Hyungsik bana sövüyordu. Elbette Jungkookla geçirdiğim ateşli dakikaları harfiyen ona anlatmıştım o da bir posta yalancı öğürme-kusma seansından sonra bana sövmeye başlamıştı.
"Bak gerizekalı, sana diyorum ki yuva yıkanın yuvası olmaz" demiş ve kafama vurmuştu. "Git Minhyuk'la seviş, Jake olur, Niki olur, Sunghoon olur ama niye gidip sevgilisi olan bir adamla yapıyorsun? Kudurdun mu? Adam mı kalmadı?"

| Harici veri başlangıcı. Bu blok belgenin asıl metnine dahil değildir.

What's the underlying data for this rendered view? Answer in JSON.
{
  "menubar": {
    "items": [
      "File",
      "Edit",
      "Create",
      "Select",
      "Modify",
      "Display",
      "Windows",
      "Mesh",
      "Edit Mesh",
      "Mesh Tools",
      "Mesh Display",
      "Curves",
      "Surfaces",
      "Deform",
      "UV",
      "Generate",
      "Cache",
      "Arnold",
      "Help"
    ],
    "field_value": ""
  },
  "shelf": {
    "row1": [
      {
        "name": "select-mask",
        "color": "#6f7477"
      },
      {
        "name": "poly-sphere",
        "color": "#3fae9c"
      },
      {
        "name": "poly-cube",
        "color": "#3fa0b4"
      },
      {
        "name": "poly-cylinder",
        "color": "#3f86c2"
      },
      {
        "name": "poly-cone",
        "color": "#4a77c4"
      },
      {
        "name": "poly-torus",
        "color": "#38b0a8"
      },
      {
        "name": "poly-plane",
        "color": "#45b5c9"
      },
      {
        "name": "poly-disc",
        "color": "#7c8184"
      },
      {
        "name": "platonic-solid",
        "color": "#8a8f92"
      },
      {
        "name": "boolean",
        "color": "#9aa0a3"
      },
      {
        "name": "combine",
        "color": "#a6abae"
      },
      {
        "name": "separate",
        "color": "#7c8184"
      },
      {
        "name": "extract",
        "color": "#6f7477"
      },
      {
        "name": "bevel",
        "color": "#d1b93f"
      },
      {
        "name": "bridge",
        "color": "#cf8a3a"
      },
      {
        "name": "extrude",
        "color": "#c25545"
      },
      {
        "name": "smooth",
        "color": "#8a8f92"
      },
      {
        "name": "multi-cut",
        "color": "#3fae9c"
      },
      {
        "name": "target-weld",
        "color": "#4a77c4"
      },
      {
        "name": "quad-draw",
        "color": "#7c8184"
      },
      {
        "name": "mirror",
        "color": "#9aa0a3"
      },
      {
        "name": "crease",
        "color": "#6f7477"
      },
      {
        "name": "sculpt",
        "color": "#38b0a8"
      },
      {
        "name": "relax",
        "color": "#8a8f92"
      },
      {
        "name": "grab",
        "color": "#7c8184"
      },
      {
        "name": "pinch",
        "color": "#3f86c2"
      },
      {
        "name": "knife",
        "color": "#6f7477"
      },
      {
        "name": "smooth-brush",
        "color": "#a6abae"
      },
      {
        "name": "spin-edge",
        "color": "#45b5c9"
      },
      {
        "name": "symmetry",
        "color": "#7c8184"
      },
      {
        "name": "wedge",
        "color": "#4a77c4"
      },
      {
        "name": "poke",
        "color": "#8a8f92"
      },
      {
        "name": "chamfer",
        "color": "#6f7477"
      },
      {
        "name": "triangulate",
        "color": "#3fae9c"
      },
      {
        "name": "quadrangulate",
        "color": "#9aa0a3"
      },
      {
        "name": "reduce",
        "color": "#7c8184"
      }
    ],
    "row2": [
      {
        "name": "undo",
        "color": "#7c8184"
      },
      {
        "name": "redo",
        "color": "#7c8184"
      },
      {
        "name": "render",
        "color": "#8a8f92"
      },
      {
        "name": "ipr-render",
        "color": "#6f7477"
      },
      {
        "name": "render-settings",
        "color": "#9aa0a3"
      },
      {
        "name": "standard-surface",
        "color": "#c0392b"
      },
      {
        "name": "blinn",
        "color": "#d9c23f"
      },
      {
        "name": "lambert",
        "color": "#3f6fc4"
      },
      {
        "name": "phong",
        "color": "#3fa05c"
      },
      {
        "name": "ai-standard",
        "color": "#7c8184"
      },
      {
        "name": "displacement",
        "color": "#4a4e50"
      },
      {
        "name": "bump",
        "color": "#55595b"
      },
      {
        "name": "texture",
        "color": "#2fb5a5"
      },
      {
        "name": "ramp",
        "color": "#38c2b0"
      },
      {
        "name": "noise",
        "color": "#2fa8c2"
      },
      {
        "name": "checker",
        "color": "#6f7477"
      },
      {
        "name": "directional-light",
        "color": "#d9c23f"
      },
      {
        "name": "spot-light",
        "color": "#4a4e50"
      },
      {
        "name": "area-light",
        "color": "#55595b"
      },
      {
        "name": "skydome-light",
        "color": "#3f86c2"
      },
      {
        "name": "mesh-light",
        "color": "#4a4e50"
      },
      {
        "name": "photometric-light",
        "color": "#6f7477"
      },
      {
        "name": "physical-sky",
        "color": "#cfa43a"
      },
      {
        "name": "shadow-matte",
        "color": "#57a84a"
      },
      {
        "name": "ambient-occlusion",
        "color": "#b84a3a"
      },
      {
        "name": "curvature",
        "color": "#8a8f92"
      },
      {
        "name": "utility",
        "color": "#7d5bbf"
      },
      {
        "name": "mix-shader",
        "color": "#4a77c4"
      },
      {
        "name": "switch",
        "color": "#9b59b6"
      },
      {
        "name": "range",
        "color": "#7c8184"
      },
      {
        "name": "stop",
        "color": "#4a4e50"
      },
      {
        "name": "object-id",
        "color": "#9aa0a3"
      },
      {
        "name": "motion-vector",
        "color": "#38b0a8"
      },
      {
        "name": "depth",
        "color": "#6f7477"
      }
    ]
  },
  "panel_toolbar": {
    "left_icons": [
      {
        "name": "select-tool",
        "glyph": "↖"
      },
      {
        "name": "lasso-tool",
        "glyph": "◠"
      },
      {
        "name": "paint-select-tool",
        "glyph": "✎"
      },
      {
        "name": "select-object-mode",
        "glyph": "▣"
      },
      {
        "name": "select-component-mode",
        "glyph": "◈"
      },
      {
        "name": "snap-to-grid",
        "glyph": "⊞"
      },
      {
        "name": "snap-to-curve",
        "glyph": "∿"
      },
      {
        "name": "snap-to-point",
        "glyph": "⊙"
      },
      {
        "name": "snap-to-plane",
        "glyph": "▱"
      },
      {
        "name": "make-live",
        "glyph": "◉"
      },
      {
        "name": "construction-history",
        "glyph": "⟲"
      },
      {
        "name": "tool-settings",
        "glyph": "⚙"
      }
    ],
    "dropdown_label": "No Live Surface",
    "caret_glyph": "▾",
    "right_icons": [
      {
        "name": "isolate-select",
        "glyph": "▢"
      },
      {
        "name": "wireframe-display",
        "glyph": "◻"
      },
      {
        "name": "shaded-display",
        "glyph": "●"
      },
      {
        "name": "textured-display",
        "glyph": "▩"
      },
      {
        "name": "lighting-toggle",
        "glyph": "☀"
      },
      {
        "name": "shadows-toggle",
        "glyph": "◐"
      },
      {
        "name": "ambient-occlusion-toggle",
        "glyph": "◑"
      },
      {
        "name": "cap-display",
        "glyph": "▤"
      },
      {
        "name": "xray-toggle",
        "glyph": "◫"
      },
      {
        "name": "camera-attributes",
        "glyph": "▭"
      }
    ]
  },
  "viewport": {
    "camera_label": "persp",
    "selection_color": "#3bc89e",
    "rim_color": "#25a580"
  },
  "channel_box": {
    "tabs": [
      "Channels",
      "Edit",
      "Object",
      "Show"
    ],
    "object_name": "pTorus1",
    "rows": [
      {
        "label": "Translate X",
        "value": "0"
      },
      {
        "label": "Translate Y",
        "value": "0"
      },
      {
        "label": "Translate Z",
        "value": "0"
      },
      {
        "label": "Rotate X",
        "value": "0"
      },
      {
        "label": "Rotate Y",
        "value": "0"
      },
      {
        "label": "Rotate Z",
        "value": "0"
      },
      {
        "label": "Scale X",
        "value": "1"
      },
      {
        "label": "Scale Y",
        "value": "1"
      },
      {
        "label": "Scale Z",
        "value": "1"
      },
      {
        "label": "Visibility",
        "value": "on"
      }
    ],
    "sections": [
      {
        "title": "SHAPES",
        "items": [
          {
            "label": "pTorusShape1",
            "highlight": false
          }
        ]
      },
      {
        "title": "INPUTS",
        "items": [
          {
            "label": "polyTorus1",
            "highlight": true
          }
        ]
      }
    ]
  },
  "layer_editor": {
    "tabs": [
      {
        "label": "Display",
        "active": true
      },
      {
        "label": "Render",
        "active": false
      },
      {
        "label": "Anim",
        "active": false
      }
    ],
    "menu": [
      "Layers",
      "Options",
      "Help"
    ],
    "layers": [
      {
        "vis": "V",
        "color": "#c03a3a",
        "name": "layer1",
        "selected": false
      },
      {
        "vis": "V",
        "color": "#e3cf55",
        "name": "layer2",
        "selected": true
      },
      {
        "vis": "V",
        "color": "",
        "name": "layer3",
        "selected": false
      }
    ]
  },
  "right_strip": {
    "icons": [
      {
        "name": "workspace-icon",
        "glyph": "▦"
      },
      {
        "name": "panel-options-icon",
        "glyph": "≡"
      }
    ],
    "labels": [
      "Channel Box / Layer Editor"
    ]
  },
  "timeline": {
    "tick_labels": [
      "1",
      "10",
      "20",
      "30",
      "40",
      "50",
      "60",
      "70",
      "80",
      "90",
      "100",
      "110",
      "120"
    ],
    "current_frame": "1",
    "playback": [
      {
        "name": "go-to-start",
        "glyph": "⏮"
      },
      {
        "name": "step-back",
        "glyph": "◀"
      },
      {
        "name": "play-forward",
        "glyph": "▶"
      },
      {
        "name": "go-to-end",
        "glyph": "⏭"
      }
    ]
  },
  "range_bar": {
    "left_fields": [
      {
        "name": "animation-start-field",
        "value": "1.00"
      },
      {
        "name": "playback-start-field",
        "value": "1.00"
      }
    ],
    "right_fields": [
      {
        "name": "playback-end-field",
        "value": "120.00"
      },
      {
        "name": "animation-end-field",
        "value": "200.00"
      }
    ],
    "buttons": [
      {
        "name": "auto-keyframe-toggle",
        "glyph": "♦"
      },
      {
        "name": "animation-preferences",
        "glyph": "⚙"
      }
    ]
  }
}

"Ya yuvasını falan yıkmadım. Adam kendisi ilk adımı attı diyorum. Kendisi istekliydi. Zorla mı yaptım? Madem sevgilisine çok düşkün o zaman yapmasaydı kardeşim? Tutamıyor mu si-"
Şak.
"Sen uslanmazsın" demiş ağzımın ortasına cidden şak diye tokat yapıştırdıktan sonra başını iki yana sallarken. "İflah olmaz bir piçsin çünkü-"
"Sus, Jungkook geliyor. Bakalım nasıl bir tepki verecek" diyerek onu acil bir şekilde susturup normal bir şey konuşuyormuşuz gibi gülümsediğimde neyse ki o kadar sövüp saysa da bana ayak uydurarak gülmüştü o da. Hatta çıtayı arşa çıkarmış omzuma hafifçe vurarak oyunculuğunu konuşturmuştu.
"Oğlum saçmalama. Sabah sabah nereden geldi bu aklına? Babam hayatta yollamaz beni Kanada'ya falan"
"Bilmiyorum, değişiklik istiyorum, soğuk bir yere gitmek istiyorum ve çok da uzak olsun istiyorum"
"Salak salak hayaller kurma. Ayrıca annen de oğlum Kanada'ya gitsin hemen yollayayım diye bekliyordu" dediğinde küçük bir kahkaha atmış ve burnumu kırıştırmıştım.
Biz var ya cidden fenaydık. Nereden gelmişti bu şimdi onun aklına?
"Doğru. Annemi unutmuşum bir an. Neyse, hayal kurmak bedava sonuçta. Kayağa gideriz Kanada'daymışız gibi hayal ederek kayarız biz de" diyerek omuz silktiğimde Hyungsik gözlerini devirmiş ve gülerek başımı okşamıştı.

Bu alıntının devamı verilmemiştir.